I punti fondamentali sono davvero molti ma come primo è bene guardare da subito l’angolo di visuale poiché nessuno vorrebbe essere costretto a giocare perfettamente davanti al monitor altrimenti la resa dei colori peggiora: per questo è bene puntare sin da subito ad un pannello LED IPS, in grado di offrire una resa colori perfetta a quasi 180°; altro aspetto fondamentale per immagini vive è guardare il rapporto di contrasto ovvero la differenza di luminosità tra un pixel bianco ed uno nero: più è alto questo rapporto meglio è, un buon rapporto può essere dai 220:1 in su (contrasto non dinamico).

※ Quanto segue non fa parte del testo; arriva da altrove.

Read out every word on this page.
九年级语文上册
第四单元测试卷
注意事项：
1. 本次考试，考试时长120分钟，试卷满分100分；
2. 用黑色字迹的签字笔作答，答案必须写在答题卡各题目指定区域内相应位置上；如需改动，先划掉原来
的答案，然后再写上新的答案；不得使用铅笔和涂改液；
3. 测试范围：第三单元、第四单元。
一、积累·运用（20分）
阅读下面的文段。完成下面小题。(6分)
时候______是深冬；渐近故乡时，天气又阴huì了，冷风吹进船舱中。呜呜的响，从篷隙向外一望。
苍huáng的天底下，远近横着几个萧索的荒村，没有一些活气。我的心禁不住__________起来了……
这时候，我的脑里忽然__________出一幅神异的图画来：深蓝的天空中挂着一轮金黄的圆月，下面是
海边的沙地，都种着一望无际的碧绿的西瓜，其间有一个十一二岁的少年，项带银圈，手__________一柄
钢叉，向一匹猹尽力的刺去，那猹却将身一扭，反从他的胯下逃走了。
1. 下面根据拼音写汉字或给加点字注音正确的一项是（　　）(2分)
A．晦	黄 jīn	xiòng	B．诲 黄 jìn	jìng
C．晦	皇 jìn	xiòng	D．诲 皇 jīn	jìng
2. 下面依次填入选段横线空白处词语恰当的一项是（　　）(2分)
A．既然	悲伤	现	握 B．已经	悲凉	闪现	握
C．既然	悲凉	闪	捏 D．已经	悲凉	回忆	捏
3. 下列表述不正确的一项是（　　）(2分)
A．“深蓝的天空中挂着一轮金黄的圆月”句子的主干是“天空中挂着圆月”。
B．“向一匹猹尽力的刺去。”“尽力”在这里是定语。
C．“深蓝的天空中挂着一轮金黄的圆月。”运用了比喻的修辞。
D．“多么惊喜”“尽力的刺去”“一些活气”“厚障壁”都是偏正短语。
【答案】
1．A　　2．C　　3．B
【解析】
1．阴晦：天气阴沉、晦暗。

Altri parametri ancora iniziano a diventare superficiali come la luminosità offerta, utile solamente se giochiamo in una stanza molto luminosa o a fianco di una finestra o come ancora i tempi di risposta che ormai si sono assestati a pochi millisecondi in quasi tutti i monitor (ovviamente più è bassa la risposta meglio è); infine un consiglio banale ma che è bene ricordare: se abbiamo la possibilità è sempre meglio andare a vedere dal vivo il monitor acceso per renderci conto se può soddisfare le nostre esigenze.

Il tempo di refresh

Un capitolo a parte merita sicuramente il tempo di refresh ovvero la frequenza con la quale viene aggiornato il nostro monitor: normalmente le TV e la maggior parte dei monitor offrono 60/75 Hertz ovvero sono in grado di visualizzare da 60 a 75 immagini al secondo; per videogiocare al meglio tuttavia è bene puntare un po’ più in alto, diciamo sui 120 Hz se vogliamo godere di una ottima fluidità in qualsiasi gioco anche frenetico come negli sparatutto. Alcuni studi hanno evidenziato come dai 150 Hz in su l’occhio umano inizia a non distinguere grosse differenze per cui sui 120 Hz potremmo trovare il giusto compresso tra prezzo ed effettiva resa visiva. Oltre a migliorare sensibilmente la fluidità delle immagini un tempo di refresh alto assicura meno sforzo per gli occhi e un piccolo aiuto contro i lag poiché in caso di fotogrammi in ritardo questi vengono visualizzati prima.

Conclusioni

Abbiamo visto le linee generali per l’acquisto di un buon monitor ma ogni aspetto deve essere scelto in base alla proprie esigenze di gaming: un 27 pollici 1440p LED IPS a 120 Hz può sicuramente accontentare quasi tutti i videogiocatori ma magari ci può bastare un 100Hz o un 24 pollici; nella scelta di un monitor quindi è meglio non avere fretta, segnare cosa è davvero importante per noi e ricercare magari anche recensioni online come su CNET o TFT Central.